BBC Sport · 15 hours ago

Fifty years ago, American Brad Parks invented the sport of wheelchair tennis after being paralysed in a freestyle skiing accident at the age of 18. What began with him hitting balls from a heavy hospital wheelchair at a family picnic in 1976 grew into a fully fledged sport now played at Grand Slams and the Paralympics. His story matters because it charts how one determined individual, refusing pity and insisting on living fully, created lasting opportunities for disabled athletes worldwide.

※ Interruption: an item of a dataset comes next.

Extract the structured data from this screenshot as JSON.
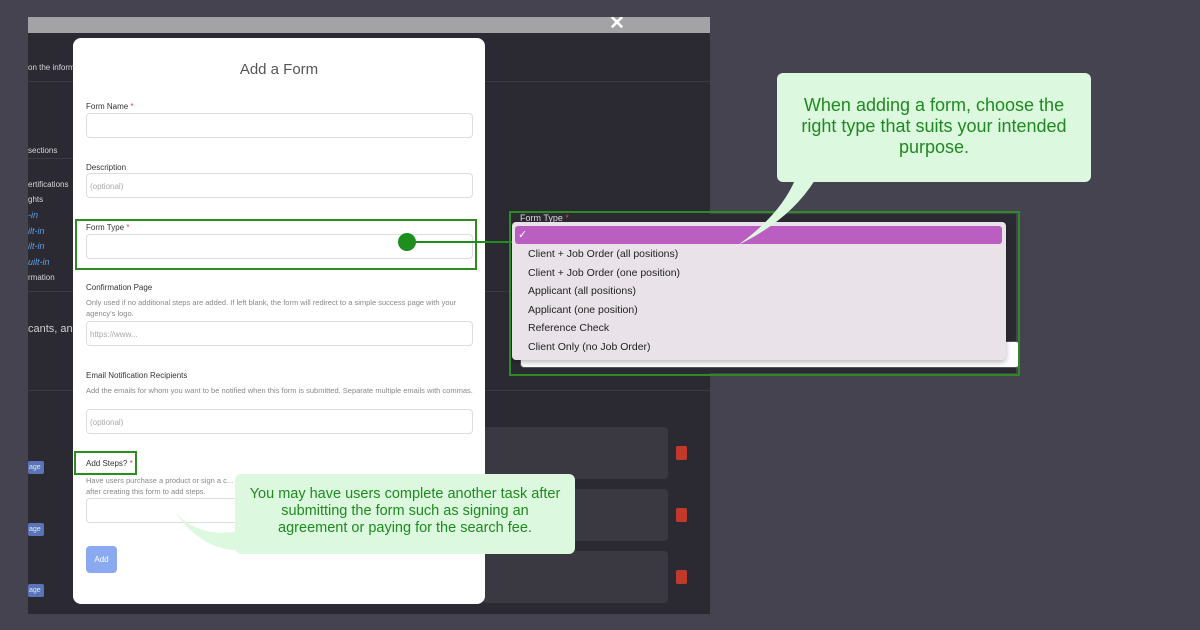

Parks joined forces with physiotherapist Jeff Minnebraker, and together they experimented with rules before settling on a deliberately simple format: the only difference from standard tennis is that the ball may bounce twice, a rule that still stands today. They held the first event in 1977 in Irvine, California, often playing on dusty public courts with no umpires and organisers who barely knew the rules. Parks faced scepticism and questioning, including from a wheelchair basketball official who dismissed the idea as unfeasible, yet he persisted through demonstrations at hospitals, clubs and car parks. Minnebraker's lightweight aluminium wheelchair, far more mobile than the 60lb hospital models, proved a turning point for the sport's development.

  • Brad Parks invented wheelchair tennis 50 years ago after a skiing accident.
  • The sole rule change: the ball is allowed to bounce twice.
  • The first event was held in Irvine, California, in 1977.